Clues to the Universe

clues to the universe

This #ownvoices debut about losing and finding family, forging unlikely friendships, and searching for answers to big questions will resonate with fans of Erin Entrada Kelly and Rebecca Stead.

The only thing Rosalind Ling Geraghty loves more than watching NASA launches with her dad is building rockets with him. When he dies unexpectedly, all Ro has left of him is an unfinished model rocket they had been working on together.

Benjamin Burns doesn’t like science, but he can’t get enough of Spacebound, a popular comic book series. When he finds a sketch that suggests that his dad created the comics, he’s thrilled. Too bad his dad walked out years ago, and Benji has no way to contact him.

Though Ro and Benji were only supposed to be science class partners, the pair become unlikely friends, and Ro even figures out a way to reunite Benji and his dad. But Benji hesitates, which infuriates Ro. Doesn’t he realize how much Ro wishes she could be in his place?

As the two face bullying, grief, and their own differences, Benji and Ro try to piece together clues to some of the biggest questions in the universe.---from the publisher

304 pages                  978-0063008885                    Ages 8-12

Keywords:  fathers, loss, grief, bullying, finding yourself, friends, friendship, middle school, science fair project, diversity, diverse books, biracial, Asian American, 9 year old, 10 year old, 11 year old, 12 year old, 13 year old


"Winter, spring, summer or fall

All you have to do is call

And I’ll be there

Now ain’t it good to know that you’ve got a friend”

-- Carole King (1971)


“I guess my brother was kind of right. He always was. There were things that I knew Dad coming home wouldn’t fix. Drew Balonik would never stop hating me. I would never stop being the last one picked for the softball team in gym class. Mom would never stop worrying about me.

But maybe if Dad was back in my life, things would be easier to bear. I could spend weekends with him. He could take me on his trips.
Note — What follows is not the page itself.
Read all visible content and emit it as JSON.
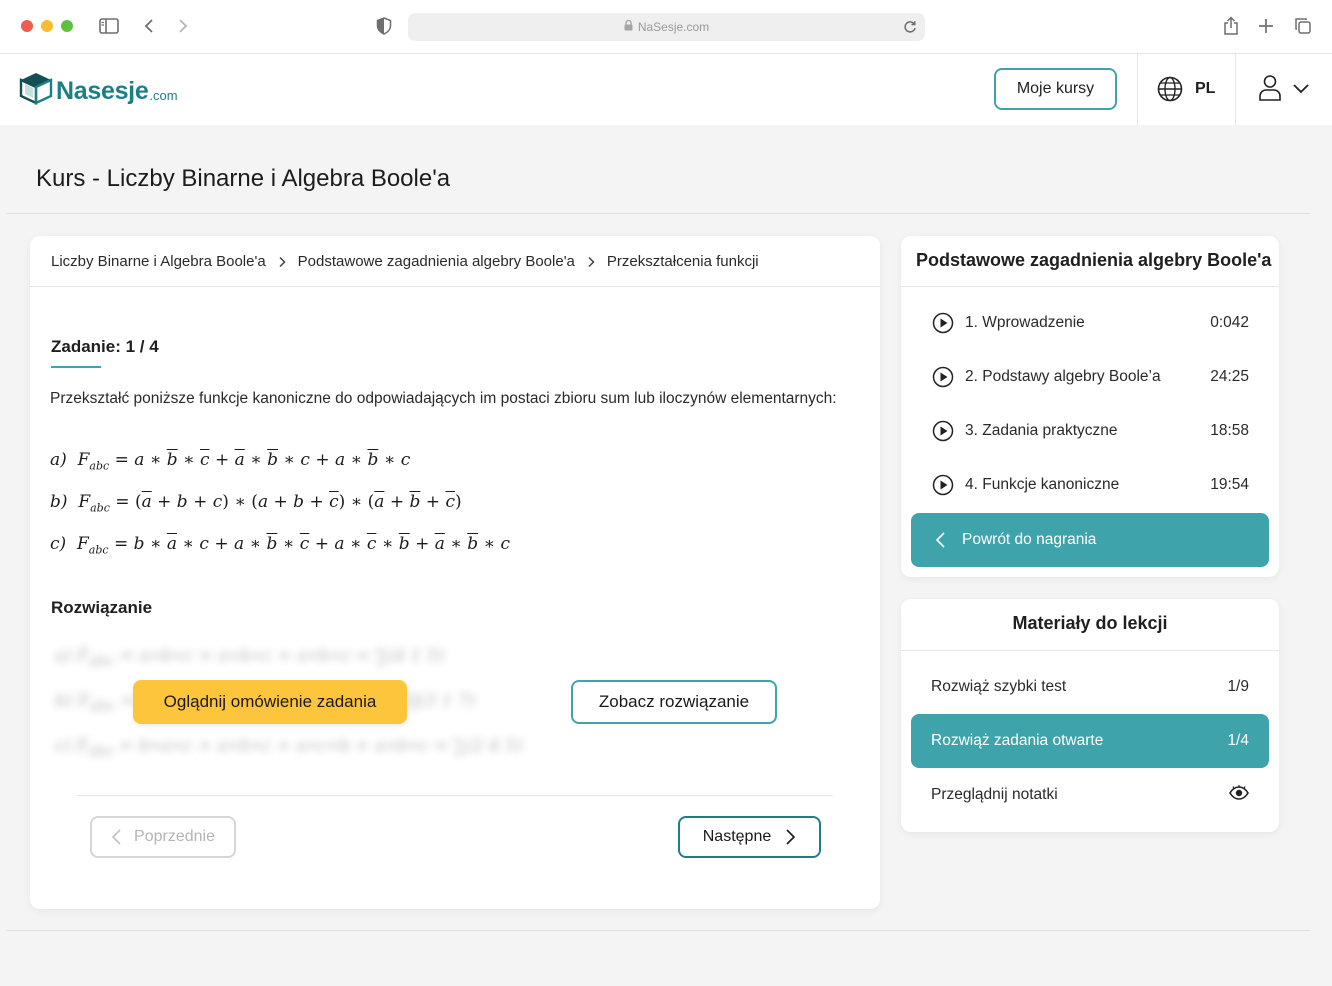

I could see him work on his comics. Work with him, even--I had some pretty sweet ideas on how Gemma could take the nuclear semiconductors back from the Raiders. Maybe, just maybe, he could get a house on the other side of Sacramento and I could see him every weekend, just like Holly Berger with her dad. I could introduce him to Mr. Keanan. Man, my art teacher would love him.

What was he like, even? Maybe he imagined things in shades of colors like I did. Maybe he was also the kind of person who left colored pencils around and, you know, was okay with a little bit of a mess sometimes.

Maybe if Dad was around, I wouldn’t be the oddball out anymore.”


“I rushed up to my door, but the door was locked. Mom was out. I fumbled with the key, my fingers shaking. I heard the screen door snap shut behind me. I raced to my room. I threw my rocket into the closet and then sank to the carpet, against my bed.

The Container of Dad’s Things sat in my sock drawer, untouched. I’d never told Benji about it, I suddenly realized. I’d been so caught up in building the rocket itself that Benji never knew that I didn’t just want to launch a rocket--I wanted to launch a rocket that would clear the sky and the atmosphere and go out there, into space and stars, carrying the picture of Mom and Dad. I wanted to build satellites and space shuttles.

How could I build anything close to that if I couldn’t even get a homemade rocket to launch right?”

CLUES TO THE UNIVERSE, set in Sacramento, California in the early 1980s, is the poignant story of two fatherless seventh graders who find one another. Most notable is the deep friendship that develops between Benjamin Burns and Rosalind Ling Geraghty. Any middle school student--hey, any human being--would be lucky to have such a friendship. The story includes instances where the two young people have significant disagreements, yet find satisfactory means by which to retain that comradery.

Equally significant, are the bullying aspects of the story. One particular incident that befalls the two friends at school arises so precipitously that it shocked me as deeply as it did Benji and Ro. It’s nowhere near the most horrific or sensational instance of bullying that I’ve experienced in children’s literature, but it is set up so well, and comes across as so believable, that it triggered a painful, emotional response in me.

Brought together by the sheer randomness of classroom seat assignments at the beginning of the school year, Ro, whose father was killed the previous year by a drunk driver, gets to know Benji, whose father left when he was a baby and has never contacted him since. The two new friends make a deal: Benji will help Ro with her rocket and Ro will help him find his father.They do a great job of bringing out the best in one another as they find themselves over the course of seventh grade.

The story unfolds through alternating first-person narratives. The two tweens are well-drawn characters whom we come to care about. I appreciate that the girl is the driven science geek and the boy is the artistic one.

I would be delighted to encounter either, or both of these kids, in a future book.